Perhaps the most complicated wine region to come to grips with, the Côte d'Or is not, in fact, the "golden slope" but an abbreviation of Côte d'Orient, so-called because the very best slopes are to the east. The northern section, the Côte de Nuits, produces great red wines exclusively from Pinot Noir. Heading south from Beaune, the Côte de Beaune produces elegant reds and the finest Chardonnays. Further south is the Côte Chalonnaise, home to such villages as Givry, Rully and Mercurey where some of the best value Pinots and Chardonnays can be found.

At the top of the ladder are the Grands Crus (maximum yields of 35hl/ha for reds and 40hl/ha for white wines), followed by the Premier Cru and village wines (40hl/ha and 45hl/ha respectively). Given that vineyard plantings are particularly dense at up to 10,000 vines per hectare (4,000 per acre) and that most vineyards are harvested manually, there is considerable scope for selection of only the best grapes.

The region has enjoyed a run of good to very good vintages throughout the nineties (with the exception of 1994) culminating in the outstanding 1999s (more recently, 2002 and 2005 are the vintages to look out for). However, because there are so many small parcels of separately owned vineyards, it is more important to know which producers to look out for (as opposed to those who are merely trading on the Burgundy name) than looking at vintages. Trial and error is a sure but expensive way to achieve this; recommendations from friends, reliable wine merchants or critics can help point the less experienced in the right direction.

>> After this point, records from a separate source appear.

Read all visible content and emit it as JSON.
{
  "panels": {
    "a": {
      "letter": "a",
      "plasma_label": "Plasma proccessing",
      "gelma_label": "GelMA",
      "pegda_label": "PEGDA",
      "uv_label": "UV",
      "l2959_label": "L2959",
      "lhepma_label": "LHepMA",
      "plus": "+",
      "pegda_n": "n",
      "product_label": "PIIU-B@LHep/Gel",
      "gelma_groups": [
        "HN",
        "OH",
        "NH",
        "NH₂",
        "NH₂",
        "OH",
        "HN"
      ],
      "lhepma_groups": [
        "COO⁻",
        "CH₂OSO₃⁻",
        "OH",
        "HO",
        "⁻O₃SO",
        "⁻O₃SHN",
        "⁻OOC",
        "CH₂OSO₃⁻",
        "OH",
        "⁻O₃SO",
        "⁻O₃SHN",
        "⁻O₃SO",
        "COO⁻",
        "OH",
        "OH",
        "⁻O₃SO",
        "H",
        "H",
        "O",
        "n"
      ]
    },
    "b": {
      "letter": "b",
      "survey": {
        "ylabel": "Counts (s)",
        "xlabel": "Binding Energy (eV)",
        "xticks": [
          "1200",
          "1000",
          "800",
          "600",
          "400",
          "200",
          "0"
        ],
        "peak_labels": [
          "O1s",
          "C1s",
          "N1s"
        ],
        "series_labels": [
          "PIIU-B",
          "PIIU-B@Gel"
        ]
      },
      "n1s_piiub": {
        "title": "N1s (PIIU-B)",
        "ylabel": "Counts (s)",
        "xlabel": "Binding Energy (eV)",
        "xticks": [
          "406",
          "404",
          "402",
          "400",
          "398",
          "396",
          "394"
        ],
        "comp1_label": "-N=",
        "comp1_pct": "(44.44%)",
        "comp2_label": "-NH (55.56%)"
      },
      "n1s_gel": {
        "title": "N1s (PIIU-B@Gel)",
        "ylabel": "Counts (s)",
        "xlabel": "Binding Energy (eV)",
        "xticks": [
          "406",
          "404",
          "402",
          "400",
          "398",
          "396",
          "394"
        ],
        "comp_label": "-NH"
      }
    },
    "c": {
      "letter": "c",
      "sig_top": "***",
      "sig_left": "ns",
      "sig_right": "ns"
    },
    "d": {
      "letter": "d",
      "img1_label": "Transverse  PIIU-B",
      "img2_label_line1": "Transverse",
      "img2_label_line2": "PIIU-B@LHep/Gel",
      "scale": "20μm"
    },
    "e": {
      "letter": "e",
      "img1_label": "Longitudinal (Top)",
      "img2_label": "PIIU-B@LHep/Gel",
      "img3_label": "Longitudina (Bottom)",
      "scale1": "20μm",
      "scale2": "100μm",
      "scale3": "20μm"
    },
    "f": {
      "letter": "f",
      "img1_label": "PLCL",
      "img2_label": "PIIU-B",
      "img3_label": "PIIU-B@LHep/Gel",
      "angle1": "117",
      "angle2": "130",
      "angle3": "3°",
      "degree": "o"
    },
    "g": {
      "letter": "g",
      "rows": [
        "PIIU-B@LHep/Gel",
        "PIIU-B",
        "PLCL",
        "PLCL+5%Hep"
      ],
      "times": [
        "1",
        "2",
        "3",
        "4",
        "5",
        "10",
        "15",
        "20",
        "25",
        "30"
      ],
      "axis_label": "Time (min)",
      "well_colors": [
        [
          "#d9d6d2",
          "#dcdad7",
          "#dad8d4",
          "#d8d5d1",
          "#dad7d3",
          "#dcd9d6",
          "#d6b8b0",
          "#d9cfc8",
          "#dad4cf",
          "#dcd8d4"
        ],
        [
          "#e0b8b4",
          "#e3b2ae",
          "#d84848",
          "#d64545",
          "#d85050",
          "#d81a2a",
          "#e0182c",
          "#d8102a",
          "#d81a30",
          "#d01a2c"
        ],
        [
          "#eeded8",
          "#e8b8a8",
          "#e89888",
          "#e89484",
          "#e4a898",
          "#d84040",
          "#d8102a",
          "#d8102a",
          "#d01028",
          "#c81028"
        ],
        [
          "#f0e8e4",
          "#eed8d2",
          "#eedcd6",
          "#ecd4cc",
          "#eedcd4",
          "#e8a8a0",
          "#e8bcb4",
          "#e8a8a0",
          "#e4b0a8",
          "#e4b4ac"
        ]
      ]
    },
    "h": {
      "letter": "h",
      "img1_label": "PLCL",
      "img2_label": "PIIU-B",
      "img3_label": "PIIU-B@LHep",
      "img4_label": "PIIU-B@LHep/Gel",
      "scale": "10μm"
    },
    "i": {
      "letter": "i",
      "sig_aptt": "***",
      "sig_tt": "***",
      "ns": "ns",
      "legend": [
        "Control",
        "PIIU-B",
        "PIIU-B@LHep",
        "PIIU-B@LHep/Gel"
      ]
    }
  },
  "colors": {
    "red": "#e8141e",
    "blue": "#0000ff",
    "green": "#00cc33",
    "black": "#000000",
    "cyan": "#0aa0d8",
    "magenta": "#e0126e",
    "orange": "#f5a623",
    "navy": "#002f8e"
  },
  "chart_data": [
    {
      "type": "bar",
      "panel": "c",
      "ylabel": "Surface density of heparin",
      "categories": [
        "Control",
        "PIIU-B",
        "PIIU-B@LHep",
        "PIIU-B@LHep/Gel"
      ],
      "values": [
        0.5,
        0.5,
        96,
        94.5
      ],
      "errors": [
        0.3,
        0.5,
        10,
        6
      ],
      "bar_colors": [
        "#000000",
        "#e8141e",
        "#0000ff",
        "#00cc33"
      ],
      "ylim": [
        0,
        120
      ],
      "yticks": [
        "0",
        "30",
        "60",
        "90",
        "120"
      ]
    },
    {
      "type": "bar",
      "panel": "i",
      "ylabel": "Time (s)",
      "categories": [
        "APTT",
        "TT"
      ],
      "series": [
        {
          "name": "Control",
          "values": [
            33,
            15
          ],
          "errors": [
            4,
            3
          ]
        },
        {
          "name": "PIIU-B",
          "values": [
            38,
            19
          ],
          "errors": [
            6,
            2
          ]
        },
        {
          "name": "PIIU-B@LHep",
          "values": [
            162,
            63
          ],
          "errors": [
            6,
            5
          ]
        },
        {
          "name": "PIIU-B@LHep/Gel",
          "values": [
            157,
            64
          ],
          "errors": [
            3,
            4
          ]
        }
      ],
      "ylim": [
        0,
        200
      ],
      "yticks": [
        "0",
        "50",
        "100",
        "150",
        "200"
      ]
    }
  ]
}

We are thrilled to be working with Domaine Joblot, widely regarded as the best estate in the Chalonnaise, and Jacques Girardin, recently taken over by the young Justin Girardin who is taking his family's domaine in Santenay to a new level. More recently, Juliette Joblot introduced us to Antoine Lienhardt, who is beginning to make a name for himself from his base just outside Nuits St Georges.

 

Beaujolais

Whilst technically the southernmost region of Burgundy, the Beaujolais is in many ways a different world. Whereas the principal grape for red wines further north is Pinot Noir, the Beaujolais is the home of the Gamay grape. It is, perhaps, best known for Beaujolais Nouveau, a very light wine which appears on the shelves every November on the third Thursday (known as "Beaujolais Day"). These first releases are simple, often one-dimensional, light wines for immediate drinking and, unfortunately, many people have the impression that all Beaujolais wines are in this mould. In fact, the region produces some excellent wines in ten village appellations, known as the Crus, of which Fleurie is, perhaps, the best known in the UK. With only a few years’ bottle age, the quality of the Gamay fruit grown here can be rich enough to trick connoisseurs into believing that they are drinking mature Pinot Noir.

Photographs: the Chapel of the Madonna, Fleurie and the village of Fleurie (the chapel is high on the hill in the distance)

With the exception of 1992, the nineties witnessed a run of very good to excellent vintages, and since the Millenium, almost every vintage has been successful. Gamay does not seem to give too many headaches in the growing stages at least.